From the perspective of our short life spans, we often assume that the assembly and formation of our continents and oceans were events of the past, preparing the world for human habitation.
But we need only look at the events of the past 200 years to realize that the landscape of this planet is still a work in progress and that we humans are not immune to those forces.
In 1811-1812, the New Madrid earthquakes shook the heart of North America and altered the course of the Mississippi River. Three years later, the eruption of Tambora, in Indonesia, killed over 100,000 people and triggered a volcanic winter. Krakatoa erupted in the Java Straits in 1883; its massive explosion and secondary tsunami killed 40,000. The great San Francisco earthquake of 1906, famous in the U.S., killed 3000 while a 1923 earthquake in Tokyo took 140,000 lives. The greatest death toll in recent history was caused by the 1976 Tangshan earthquake, in China/Tibet, which killed 500,000 people.
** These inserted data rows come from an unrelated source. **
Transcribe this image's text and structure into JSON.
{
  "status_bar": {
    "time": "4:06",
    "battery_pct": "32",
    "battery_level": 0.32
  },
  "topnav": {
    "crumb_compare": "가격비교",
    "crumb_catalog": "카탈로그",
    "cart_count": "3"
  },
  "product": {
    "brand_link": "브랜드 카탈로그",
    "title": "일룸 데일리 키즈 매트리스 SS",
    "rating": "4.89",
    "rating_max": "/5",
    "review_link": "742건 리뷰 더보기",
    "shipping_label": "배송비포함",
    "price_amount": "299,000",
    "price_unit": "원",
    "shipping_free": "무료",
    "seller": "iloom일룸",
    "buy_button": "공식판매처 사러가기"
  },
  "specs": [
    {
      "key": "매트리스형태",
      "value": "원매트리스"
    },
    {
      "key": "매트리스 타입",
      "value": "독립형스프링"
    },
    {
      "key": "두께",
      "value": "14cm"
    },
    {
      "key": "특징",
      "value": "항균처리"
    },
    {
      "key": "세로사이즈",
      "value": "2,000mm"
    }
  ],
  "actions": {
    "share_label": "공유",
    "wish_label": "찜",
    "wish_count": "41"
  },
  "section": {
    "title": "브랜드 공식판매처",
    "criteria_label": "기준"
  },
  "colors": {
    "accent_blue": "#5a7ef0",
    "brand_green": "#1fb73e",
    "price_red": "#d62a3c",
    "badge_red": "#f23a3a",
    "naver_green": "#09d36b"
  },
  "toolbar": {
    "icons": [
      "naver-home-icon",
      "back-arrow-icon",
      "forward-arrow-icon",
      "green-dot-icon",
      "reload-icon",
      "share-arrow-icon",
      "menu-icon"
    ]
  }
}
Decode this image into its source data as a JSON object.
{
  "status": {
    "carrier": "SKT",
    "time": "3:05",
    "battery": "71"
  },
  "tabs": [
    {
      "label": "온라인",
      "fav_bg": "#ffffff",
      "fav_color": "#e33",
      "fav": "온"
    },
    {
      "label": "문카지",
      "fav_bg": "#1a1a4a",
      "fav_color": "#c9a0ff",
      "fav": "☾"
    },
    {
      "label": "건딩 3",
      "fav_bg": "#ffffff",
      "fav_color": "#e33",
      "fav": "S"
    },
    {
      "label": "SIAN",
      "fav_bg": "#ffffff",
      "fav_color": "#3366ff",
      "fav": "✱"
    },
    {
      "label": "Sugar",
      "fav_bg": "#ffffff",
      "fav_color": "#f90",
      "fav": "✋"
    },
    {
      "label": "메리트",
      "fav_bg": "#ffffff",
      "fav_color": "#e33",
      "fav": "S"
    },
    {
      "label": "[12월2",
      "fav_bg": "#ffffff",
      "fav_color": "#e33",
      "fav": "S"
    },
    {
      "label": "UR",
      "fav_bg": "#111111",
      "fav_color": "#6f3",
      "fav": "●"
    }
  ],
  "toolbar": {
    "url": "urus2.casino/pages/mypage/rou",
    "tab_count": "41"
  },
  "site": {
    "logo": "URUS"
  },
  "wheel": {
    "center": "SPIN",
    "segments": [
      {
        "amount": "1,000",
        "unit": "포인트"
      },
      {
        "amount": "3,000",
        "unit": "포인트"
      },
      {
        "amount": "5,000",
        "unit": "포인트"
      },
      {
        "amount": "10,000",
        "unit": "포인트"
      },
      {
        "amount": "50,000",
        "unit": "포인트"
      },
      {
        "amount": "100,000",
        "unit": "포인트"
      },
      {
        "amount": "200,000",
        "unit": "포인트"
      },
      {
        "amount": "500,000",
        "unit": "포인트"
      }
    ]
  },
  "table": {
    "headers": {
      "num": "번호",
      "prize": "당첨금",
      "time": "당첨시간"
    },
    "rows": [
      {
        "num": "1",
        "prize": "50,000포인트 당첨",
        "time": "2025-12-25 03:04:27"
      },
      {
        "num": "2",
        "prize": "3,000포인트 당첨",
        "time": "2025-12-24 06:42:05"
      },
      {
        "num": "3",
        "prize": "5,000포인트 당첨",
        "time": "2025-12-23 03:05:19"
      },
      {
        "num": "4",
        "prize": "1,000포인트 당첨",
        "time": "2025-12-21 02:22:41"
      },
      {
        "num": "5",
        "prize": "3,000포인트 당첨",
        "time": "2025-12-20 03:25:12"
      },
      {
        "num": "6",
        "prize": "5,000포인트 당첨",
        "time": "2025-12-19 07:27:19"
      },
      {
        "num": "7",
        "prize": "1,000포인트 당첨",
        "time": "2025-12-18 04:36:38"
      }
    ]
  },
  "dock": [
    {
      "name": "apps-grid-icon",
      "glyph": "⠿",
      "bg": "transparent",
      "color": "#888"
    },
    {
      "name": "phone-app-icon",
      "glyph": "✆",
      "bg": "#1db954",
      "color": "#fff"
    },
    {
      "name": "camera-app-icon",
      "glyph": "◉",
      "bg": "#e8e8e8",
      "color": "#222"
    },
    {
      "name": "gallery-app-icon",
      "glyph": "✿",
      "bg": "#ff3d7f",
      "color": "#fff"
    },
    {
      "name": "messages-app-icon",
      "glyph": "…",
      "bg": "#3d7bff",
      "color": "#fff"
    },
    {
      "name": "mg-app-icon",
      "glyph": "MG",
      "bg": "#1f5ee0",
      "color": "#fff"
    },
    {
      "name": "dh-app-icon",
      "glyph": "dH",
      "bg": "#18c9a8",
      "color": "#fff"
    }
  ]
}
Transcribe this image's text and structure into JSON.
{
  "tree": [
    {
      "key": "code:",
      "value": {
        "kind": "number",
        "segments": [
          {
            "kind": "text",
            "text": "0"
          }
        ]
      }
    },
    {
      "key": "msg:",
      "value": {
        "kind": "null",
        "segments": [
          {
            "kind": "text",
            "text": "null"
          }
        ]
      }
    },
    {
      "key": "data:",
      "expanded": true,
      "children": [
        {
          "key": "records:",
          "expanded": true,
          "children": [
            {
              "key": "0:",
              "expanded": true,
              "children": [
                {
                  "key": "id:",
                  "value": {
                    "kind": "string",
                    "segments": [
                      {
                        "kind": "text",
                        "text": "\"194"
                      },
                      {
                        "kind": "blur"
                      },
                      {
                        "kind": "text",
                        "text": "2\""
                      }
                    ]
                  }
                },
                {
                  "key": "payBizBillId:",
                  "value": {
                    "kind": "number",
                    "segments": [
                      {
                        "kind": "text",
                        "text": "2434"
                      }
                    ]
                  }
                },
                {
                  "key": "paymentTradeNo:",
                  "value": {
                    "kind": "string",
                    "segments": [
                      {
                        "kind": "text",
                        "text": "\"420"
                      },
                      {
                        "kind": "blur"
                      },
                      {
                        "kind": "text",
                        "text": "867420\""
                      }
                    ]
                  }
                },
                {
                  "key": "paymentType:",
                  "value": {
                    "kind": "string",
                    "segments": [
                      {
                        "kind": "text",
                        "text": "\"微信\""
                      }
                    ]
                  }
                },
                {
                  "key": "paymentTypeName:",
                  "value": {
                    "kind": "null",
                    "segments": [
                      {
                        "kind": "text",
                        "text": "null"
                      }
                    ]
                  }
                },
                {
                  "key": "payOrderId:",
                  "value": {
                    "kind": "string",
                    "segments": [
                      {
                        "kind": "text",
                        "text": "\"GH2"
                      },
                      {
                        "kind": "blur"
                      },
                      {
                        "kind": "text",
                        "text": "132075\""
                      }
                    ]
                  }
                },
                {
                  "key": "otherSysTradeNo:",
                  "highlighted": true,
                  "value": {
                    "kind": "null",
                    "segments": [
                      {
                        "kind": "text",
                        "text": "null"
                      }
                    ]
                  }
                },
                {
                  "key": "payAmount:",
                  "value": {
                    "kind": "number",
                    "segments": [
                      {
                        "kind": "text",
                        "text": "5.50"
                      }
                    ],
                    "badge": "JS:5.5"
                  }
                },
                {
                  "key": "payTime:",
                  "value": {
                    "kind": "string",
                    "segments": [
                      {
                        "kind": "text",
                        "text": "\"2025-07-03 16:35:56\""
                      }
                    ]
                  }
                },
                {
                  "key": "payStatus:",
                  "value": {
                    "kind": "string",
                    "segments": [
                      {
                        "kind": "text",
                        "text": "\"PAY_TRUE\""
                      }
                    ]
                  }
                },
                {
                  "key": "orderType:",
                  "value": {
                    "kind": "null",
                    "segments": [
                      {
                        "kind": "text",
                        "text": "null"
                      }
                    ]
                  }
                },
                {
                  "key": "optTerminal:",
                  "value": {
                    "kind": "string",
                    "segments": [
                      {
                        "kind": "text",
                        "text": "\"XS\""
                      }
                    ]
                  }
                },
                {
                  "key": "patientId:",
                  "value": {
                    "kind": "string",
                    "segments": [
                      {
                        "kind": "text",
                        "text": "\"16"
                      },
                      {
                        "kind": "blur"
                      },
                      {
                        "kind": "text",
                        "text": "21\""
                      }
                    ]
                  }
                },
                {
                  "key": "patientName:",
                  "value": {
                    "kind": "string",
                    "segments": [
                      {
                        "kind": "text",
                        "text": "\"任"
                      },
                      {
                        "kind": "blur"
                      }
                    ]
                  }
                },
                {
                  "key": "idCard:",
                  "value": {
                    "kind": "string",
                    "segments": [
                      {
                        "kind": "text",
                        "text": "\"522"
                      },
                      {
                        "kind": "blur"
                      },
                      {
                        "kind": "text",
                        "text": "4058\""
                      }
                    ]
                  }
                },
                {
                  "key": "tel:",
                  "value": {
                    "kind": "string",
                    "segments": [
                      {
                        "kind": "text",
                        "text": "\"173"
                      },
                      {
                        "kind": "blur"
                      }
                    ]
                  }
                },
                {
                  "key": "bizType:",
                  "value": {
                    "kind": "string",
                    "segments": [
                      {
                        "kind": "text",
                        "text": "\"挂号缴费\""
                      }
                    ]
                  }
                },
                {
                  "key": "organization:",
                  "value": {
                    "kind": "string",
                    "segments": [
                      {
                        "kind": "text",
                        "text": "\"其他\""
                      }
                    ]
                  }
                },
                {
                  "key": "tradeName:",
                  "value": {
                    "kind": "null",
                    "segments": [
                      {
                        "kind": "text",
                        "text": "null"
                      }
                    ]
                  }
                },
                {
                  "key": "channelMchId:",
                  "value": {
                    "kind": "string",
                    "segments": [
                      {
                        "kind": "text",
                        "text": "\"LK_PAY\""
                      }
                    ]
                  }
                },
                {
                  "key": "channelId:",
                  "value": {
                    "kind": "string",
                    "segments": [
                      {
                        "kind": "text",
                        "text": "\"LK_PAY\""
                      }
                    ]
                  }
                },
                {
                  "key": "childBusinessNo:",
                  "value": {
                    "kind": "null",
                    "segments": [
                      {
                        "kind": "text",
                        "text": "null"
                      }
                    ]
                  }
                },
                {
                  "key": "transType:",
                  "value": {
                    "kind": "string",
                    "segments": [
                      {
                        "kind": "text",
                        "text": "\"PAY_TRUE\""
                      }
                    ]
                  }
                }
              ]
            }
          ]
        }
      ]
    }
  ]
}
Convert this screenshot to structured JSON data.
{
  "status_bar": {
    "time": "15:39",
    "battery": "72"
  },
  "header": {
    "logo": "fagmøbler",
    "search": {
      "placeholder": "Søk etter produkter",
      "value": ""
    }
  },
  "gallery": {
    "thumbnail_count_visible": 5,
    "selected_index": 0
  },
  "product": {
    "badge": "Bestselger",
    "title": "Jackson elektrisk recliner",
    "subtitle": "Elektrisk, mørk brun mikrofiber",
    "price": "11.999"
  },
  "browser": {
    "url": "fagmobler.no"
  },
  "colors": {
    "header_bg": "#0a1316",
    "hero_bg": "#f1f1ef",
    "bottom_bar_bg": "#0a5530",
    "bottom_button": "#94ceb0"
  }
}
More fresh in our minds, the tragic tsunami of 2004, triggered by an earthquake off Sumatra, took more than 200,000 lives.
Of course, there have been many other deadly natural disasters in the past 200 years, far too numerous to list here. Beyond the earthquakes, tsunamis and volcanoes, we watched fragments of a comet strike Jupiter in 1994 and are still dealing with the devastation wrought by Katrina in 2005. Who knows what tomorrow will bring?